The Effect of Leaf Nitrogen and Temperature on the CO₂ Response of Photosynthesis in the C₃ Dicot MChenopodium album L

Abstract

The CO₂ response of photosynthesis was studied in the C₃ annual, Chenopodium album L. Both the initial slope of the photosynthetic CO₂ response and the CO₂ saturated rate of photosynthesis were linearly dependent on organic leaf nitrogen content. As leaf nitrogen increased or leaf temperature declined, the CO₂ saturation point of photosynthesis declined. Increasing leaf temperature from 15 to 34°C stimulated the CO₂-saturated rate of photosynthesis but had little effect on the initial slope of the photosynthetic CO₂ response. According to the photosynthesis model of Sharkey (1985 Bot. Rev. 51: 53-105), these results indicate that as leaf nitrogen increased, the capacity for RuP₂ carboxylase and RuP₂ regeneration increased to a greater extent than the capacity of starch and sucrose synthesis to regenerate orthophosphate. As a result, in high nitrogen leaves, photosynthesis appeared to be limited by the capacity to regenerate phosphate at lower CO₂ partial pressures than in low nitrogen leaves.

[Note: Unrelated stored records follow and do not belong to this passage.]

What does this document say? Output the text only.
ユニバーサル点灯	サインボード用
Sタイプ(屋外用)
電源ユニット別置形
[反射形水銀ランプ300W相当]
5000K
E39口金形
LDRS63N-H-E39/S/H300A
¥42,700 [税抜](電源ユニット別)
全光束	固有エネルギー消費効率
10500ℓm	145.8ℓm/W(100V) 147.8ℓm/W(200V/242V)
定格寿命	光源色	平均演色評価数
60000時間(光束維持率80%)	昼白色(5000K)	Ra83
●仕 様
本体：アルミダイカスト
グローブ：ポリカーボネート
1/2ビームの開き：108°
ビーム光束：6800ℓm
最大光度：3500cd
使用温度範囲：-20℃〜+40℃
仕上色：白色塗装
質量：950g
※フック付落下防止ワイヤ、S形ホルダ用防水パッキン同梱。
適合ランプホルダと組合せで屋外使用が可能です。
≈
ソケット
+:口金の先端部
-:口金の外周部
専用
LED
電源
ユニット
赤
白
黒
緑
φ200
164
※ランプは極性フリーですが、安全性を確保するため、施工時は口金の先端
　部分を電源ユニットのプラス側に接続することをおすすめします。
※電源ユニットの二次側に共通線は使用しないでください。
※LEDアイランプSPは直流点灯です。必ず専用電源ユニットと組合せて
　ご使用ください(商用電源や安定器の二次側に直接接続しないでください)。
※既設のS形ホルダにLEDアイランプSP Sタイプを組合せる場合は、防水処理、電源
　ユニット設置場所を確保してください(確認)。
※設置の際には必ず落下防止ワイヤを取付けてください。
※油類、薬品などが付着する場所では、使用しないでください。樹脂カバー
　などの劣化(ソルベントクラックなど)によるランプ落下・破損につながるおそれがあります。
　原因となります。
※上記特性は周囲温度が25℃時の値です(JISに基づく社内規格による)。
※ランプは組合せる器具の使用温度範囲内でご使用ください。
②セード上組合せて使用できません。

In high nitrogen leaves, increasing temperature appeared to enhance the phosphate regeneration capacity to a greater extent than the capacity of RuP₂ carboxylase. Consequently, while under cool conditions (<20°C), CO₂ assimilation in normal atmospheric air appeared to be limited by the phosphate regeneration capacity, under warm conditions (34°C), RuP₂ carboxylase capacity appeared to limit CO₂ assimilation.